Papillectomy has been described as a high-risk procedure for bleeding22 and pancreatitis. In our report, the complication rate was 20.5% with no differences in intra-/extraductal groups. Probably the biliary stenting by a metal prosthesis has decreased the rate of perforation as there were no perforations related to the intraductal ablation in our series. In addition, the occurrence of a perforation was not related to the need of several endoscopic sessions in our study. Additionally, duct dilation is not necessary because there are catheters in several calibers allowing an adapted cystotome to be used in each individual case. We only observed one pancreatic stricture and the endoscopic treatment was successful.

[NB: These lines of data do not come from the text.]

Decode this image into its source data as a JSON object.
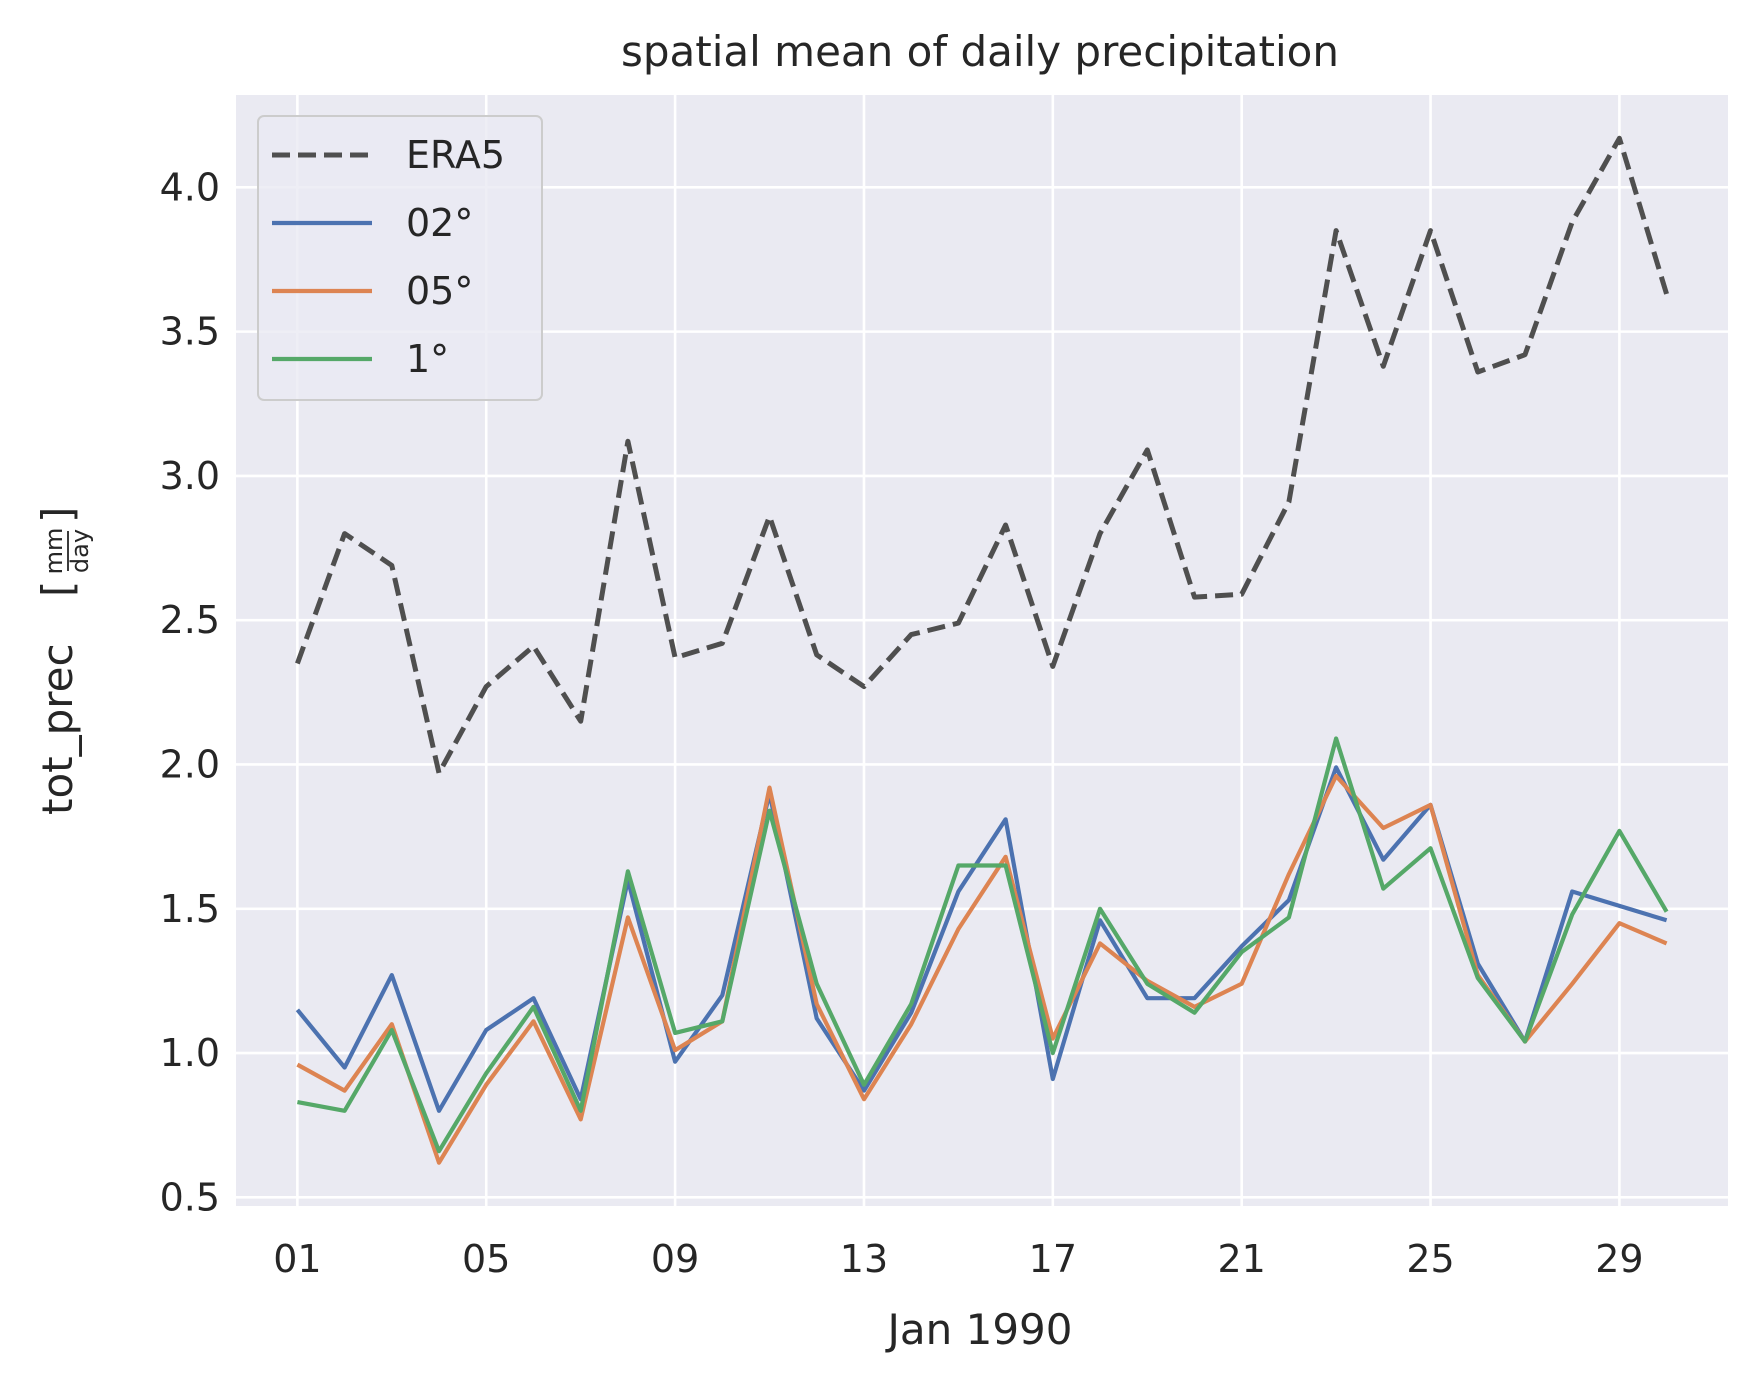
{
  "chart_data": {
    "type": "line",
    "title": "spatial mean of daily precipitation",
    "xlabel": "Jan 1990",
    "ylabel": {
      "prefix": "tot_prec",
      "unit_numerator": "mm",
      "unit_denominator": "day"
    },
    "x": [
      1,
      2,
      3,
      4,
      5,
      6,
      7,
      8,
      9,
      10,
      11,
      12,
      13,
      14,
      15,
      16,
      17,
      18,
      19,
      20,
      21,
      22,
      23,
      24,
      25,
      26,
      27,
      28,
      29,
      30
    ],
    "x_ticks": [
      {
        "value": 1,
        "label": "01"
      },
      {
        "value": 5,
        "label": "05"
      },
      {
        "value": 9,
        "label": "09"
      },
      {
        "value": 13,
        "label": "13"
      },
      {
        "value": 17,
        "label": "17"
      },
      {
        "value": 21,
        "label": "21"
      },
      {
        "value": 25,
        "label": "25"
      },
      {
        "value": 29,
        "label": "29"
      }
    ],
    "y_ticks": [
      {
        "value": 0.5,
        "label": "0.5"
      },
      {
        "value": 1.0,
        "label": "1.0"
      },
      {
        "value": 1.5,
        "label": "1.5"
      },
      {
        "value": 2.0,
        "label": "2.0"
      },
      {
        "value": 2.5,
        "label": "2.5"
      },
      {
        "value": 3.0,
        "label": "3.0"
      },
      {
        "value": 3.5,
        "label": "3.5"
      },
      {
        "value": 4.0,
        "label": "4.0"
      }
    ],
    "xlim": [
      -0.3,
      31.3
    ],
    "ylim": [
      0.47,
      4.32
    ],
    "grid": true,
    "legend_position": "upper-left",
    "series": [
      {
        "name": "ERA5",
        "color": "#4f4f4f",
        "dashed": true,
        "values": [
          2.35,
          2.8,
          2.69,
          1.97,
          2.27,
          2.41,
          2.15,
          3.12,
          2.37,
          2.42,
          2.86,
          2.38,
          2.27,
          2.45,
          2.49,
          2.83,
          2.34,
          2.8,
          3.09,
          2.58,
          2.59,
          2.91,
          3.85,
          3.38,
          3.85,
          3.36,
          3.42,
          3.88,
          4.17,
          3.63
        ]
      },
      {
        "name": "02°",
        "color": "#4c72b0",
        "dashed": false,
        "values": [
          1.15,
          0.95,
          1.27,
          0.8,
          1.08,
          1.19,
          0.84,
          1.6,
          0.97,
          1.2,
          1.9,
          1.12,
          0.87,
          1.14,
          1.56,
          1.81,
          0.91,
          1.46,
          1.19,
          1.19,
          1.37,
          1.53,
          1.99,
          1.67,
          1.86,
          1.31,
          1.04,
          1.56,
          1.51,
          1.46
        ]
      },
      {
        "name": "05°",
        "color": "#dd8452",
        "dashed": false,
        "values": [
          0.96,
          0.87,
          1.1,
          0.62,
          0.89,
          1.11,
          0.77,
          1.47,
          1.01,
          1.11,
          1.92,
          1.17,
          0.84,
          1.1,
          1.43,
          1.68,
          1.05,
          1.38,
          1.25,
          1.16,
          1.24,
          1.62,
          1.96,
          1.78,
          1.86,
          1.27,
          1.04,
          1.24,
          1.45,
          1.38
        ]
      },
      {
        "name": "1°",
        "color": "#55a868",
        "dashed": false,
        "values": [
          0.83,
          0.8,
          1.08,
          0.66,
          0.93,
          1.16,
          0.8,
          1.63,
          1.07,
          1.11,
          1.84,
          1.24,
          0.89,
          1.17,
          1.65,
          1.65,
          1.0,
          1.5,
          1.24,
          1.14,
          1.35,
          1.47,
          2.09,
          1.57,
          1.71,
          1.26,
          1.04,
          1.48,
          1.77,
          1.49
        ]
      }
    ]
  }
}
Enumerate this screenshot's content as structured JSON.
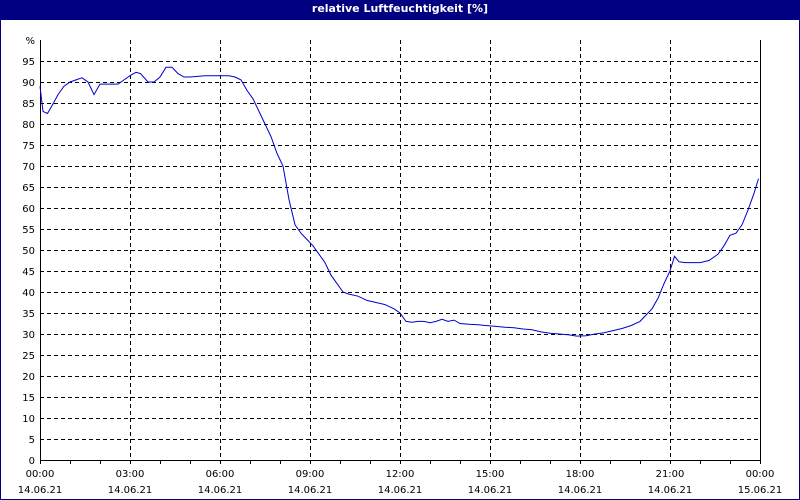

This study has several limitations besides its retrospective design. We included a heterogeneous group of patients with different tumor characteristics and the pancreatic duct involvement rate was high. The intraductal extension was not precisely measured during EUS/ERCP procedures but only infra- or supra-centimetric values. In this sense, the real intraductal extension may be underestimated in patients with negative EUS and positive ERCP, where previous papillectomy and sphincterotomy may have influenced the length estimation. On the other hand, we have probably not considered in the study some patients with infra-centimetric intraductal invasion not detected by EUS diagnosis or pathological analysis, as the diagnosis may be challenging. We also excluded patients with visible intraductal extension but not confirmed histology, even when ablation was used based on the morphological data, therefore probably underestimating the real rate of ampullary tumors with intraductal ingrowth.
In conclusion, intraductal ablation using a cystotome is feasible, cheap and safe, achieving high therapeutic success rates. This technique should be considered in ampullary tumors with intraductal extension up to 2 cm, as the curative resection rate seems comparable to patients with extraductal presentation, therefore avoiding major surgery.
Acknowledgments
This study was awarded the United European Gastroenterology (UEG) National Scholar Award at the UEG Week 2017.
Author contributions
EPCR and PD designed and coordinated the study, conducted literature review and drafted the manuscript; EPCR, RY and TM performed the analysis and interpreted the data; TA, HP, HD, PD and AJM contributed to critical revision.
Declaration of conflicting interests
The authors declared no potential conflicts of interest for the research, authorship, and/or publication of this article.
Funding
The authors received no financial support for the research, authorship, and/or publication of this article.
Ethics approval
The study protocol was approved by our local review board (2017/03JUL/353).
Informed consent
Informed consent to participate in the study was not required as this is a retrospective design.